**Reset workspace and clone repo cleanly for modeling**
Reset the environment, recloned my repo for a clean modeling run, scrubbed the remote, confirmed folder structure, and verified git status.

In [59]:
# ==== SAME GITHUB INFO ====
GITHUB_USER = "muhammadhussainqureshi"
REPO_NAME   = "heart-disease-ml"
TOKEN       = "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"

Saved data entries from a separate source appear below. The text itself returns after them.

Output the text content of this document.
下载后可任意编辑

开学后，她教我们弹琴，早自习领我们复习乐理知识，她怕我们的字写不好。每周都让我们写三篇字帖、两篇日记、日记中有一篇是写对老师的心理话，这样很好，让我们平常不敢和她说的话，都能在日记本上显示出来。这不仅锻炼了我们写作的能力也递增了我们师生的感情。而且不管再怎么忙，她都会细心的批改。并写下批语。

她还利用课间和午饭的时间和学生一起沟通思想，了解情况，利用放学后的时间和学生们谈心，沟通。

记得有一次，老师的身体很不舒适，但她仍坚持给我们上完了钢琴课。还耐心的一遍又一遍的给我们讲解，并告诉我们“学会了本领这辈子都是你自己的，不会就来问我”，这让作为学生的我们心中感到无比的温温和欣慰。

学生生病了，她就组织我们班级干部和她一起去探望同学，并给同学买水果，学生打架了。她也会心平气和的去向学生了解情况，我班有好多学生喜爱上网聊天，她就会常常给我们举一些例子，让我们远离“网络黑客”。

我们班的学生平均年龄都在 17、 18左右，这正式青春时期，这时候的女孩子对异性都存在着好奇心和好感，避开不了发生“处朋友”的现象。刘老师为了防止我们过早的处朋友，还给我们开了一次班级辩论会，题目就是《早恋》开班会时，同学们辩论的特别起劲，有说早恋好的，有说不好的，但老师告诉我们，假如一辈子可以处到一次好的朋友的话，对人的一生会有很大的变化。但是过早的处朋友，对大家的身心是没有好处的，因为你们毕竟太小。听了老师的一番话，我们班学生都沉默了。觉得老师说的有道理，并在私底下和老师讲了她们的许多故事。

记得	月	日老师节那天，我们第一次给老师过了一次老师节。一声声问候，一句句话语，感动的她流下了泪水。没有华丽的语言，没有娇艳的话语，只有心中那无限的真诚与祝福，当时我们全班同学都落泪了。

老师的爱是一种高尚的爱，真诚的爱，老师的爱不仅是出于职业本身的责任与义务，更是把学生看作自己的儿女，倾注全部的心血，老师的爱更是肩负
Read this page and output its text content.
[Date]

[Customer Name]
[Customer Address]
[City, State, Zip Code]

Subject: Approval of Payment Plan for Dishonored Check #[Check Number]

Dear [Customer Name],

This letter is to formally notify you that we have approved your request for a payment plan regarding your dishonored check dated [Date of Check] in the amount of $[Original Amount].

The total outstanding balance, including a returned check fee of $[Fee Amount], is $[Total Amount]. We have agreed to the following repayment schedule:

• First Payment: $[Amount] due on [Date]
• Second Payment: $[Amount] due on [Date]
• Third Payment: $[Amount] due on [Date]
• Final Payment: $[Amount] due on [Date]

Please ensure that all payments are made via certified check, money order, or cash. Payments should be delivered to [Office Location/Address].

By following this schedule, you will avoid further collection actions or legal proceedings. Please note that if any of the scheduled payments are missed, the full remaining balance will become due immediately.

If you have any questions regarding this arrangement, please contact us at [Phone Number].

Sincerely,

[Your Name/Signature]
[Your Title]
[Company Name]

# ---- Hard reset → clean clone ----
%cd /
%cd /content
!pwd

import os, shutil
REPO_PATH = f"/content/{REPO_NAME}"
shutil.rmtree(REPO_PATH, ignore_errors=True)

repo_url = f"https://{GITHUB_USER}:{TOKEN}@github.com/{GITHUB_USER}/{REPO_NAME}.git"
!git clone "{repo_url}" "{REPO_PATH}"
%cd "{REPO_PATH}"

# scrub token from remote immediately
!git remote set-url origin "https://github.com/{GITHUB_USER}/{REPO_NAME}.git"

# ensure folders (idempotent)
for p in ["data/raw","data/processed","notebooks","reports","src"]:
    os.makedirs(p, exist_ok=True)

!git config user.name "{GITHUB_USER}"
!git config user.email "{GITHUB_USER}@users.noreply.github.com"
!git status

/
/content
/content
Cloning into '/content/heart-disease-ml'...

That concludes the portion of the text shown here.